Politics aside, there seems to be something remarkable about the NASCAR divide in that you either worship guys like Rusty Wallace and Jeff Gordon, or you've no idea who they are. So in the interest of bridging the NASCAR gap, the Independent invited local NASCAR champ Alan Smith to offer his thoughts on NASCAR: The IMAX Experience, now playing at Cinemark.
The film is a 47-minute NASCAR For Dummies primer that includes a brief history of the sport, short profiles of its legends (Dale Earnhardt, Richard Petty and Junior Johnson) and brief exegesis of its technical underpinnings. Where most IMAX films place spectacle over storytelling, Simon Wincer (Free Willy) manages to combine the two effectively. Of course, there's no shortage of vroom and boom-- with plenty of point-of-view shots taken inside the speeding cars, and sprawling shots of surging racetrack crowds to rival Triumph of the Will. All of this stresses one basic theme: This sport is HUGE.
The movie also makes interesting excursions like an all too brief glimpse at the workings of the pit crews. As both drivers and mechanics repeatedly stress, NASCAR is a team sport. Nowhere is this more evident than in the organic synchronicity of these seven-person crews, who train year-round to be able to swap out a set of tires, load gas and send their driver on his way in approximately 13 seconds.
The grandeur of IMAX, not to mention 3-D, doesn't exactly lend itself to subtle filmmaking. That said, Wincer's film could do without its unabashed jingoism. Every frame seems to include an American flag more mammoth than the next. Worse still are the incessant visual and discursive plugs for AOL Broadband, one of the film's co-producers.
Nevertheless, Smith gave the film a thumbs up even if none of it was news to someone who's been racing for the better part of 20 years. Smith, who holds track records at the Pueblo Motorsport Park and beyond, lays no claims at being film savvy ("I probably haven't been to the movies in five years.") but he thought the film was an accurate depiction of what NASCAR's all about.
Perhaps Wincer's film could've benefited by following the journalistic maxim of "follow the money." Professional NASCAR races typically find a car blazing through $15,000 worth of tires during a single afternoon. While politicians may exploit NASCAR's populism, scant attention is paid to the fact that it's extremely cost prohibitive. (Or maybe there's a NASCAR equivalent of Pop Warner that I'm not aware of.)

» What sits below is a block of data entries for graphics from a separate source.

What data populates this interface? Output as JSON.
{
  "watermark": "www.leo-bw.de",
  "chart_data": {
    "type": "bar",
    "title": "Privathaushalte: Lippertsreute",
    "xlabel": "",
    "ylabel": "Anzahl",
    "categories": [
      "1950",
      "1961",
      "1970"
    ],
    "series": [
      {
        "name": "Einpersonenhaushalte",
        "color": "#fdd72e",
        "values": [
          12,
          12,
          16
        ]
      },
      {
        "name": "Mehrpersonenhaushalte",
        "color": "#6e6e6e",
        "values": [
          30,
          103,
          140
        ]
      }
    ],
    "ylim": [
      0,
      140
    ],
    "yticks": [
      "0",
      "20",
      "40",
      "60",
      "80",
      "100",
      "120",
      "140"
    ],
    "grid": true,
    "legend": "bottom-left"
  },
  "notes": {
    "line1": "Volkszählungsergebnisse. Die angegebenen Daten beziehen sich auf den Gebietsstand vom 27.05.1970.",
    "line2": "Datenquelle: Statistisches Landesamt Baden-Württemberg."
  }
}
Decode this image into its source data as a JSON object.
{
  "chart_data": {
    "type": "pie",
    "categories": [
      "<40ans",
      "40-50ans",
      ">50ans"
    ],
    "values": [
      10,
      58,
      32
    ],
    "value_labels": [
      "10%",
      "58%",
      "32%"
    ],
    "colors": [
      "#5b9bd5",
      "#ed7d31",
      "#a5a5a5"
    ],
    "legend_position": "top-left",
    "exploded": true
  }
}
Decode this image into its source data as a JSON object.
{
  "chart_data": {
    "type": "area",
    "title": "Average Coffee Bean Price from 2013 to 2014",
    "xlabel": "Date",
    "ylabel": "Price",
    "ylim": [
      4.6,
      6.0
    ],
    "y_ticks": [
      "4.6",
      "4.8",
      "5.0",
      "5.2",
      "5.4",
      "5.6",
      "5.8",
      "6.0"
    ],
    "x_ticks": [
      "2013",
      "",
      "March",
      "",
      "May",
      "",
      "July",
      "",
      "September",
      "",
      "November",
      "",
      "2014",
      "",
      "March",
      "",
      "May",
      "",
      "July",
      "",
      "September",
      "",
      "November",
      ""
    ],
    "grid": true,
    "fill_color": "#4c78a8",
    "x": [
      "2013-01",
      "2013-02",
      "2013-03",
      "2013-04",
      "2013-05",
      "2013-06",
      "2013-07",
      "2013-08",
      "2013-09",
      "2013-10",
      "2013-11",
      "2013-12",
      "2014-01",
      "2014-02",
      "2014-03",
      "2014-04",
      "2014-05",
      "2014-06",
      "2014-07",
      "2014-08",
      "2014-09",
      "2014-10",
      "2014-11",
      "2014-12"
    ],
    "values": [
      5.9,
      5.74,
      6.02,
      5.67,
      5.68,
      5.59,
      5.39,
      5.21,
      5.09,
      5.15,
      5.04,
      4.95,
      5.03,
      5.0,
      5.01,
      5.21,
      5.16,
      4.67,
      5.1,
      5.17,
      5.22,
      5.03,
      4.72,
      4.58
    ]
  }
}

Smith notes that the only way to make a pile of money in racing is to start with an even bigger pile. His habit, he says, runs north of $15,000 a year defrayed somewhat by a sponsorship from Colorado Liquor Mart and his part-time employer, Lanier's Speed Shop.
While Smith may win a few grand at races in Kansas, Las Vegas and New Mexico, it never evens out in his favor. Yet he continues because it's the sport he loves.
Talk to NASCAR junkies and they'll speak of a mysterious, perhaps primal love of power and noise. Several drivers interviewed in the film remarked that witnessing the simultaneous firing of 43 engines, each nearly 800 horsepower, is an adrenaline rush that never goes away.
As Smith puts it: "43 cars going 180 miles per-hour, all six inches apart. What more do you want?"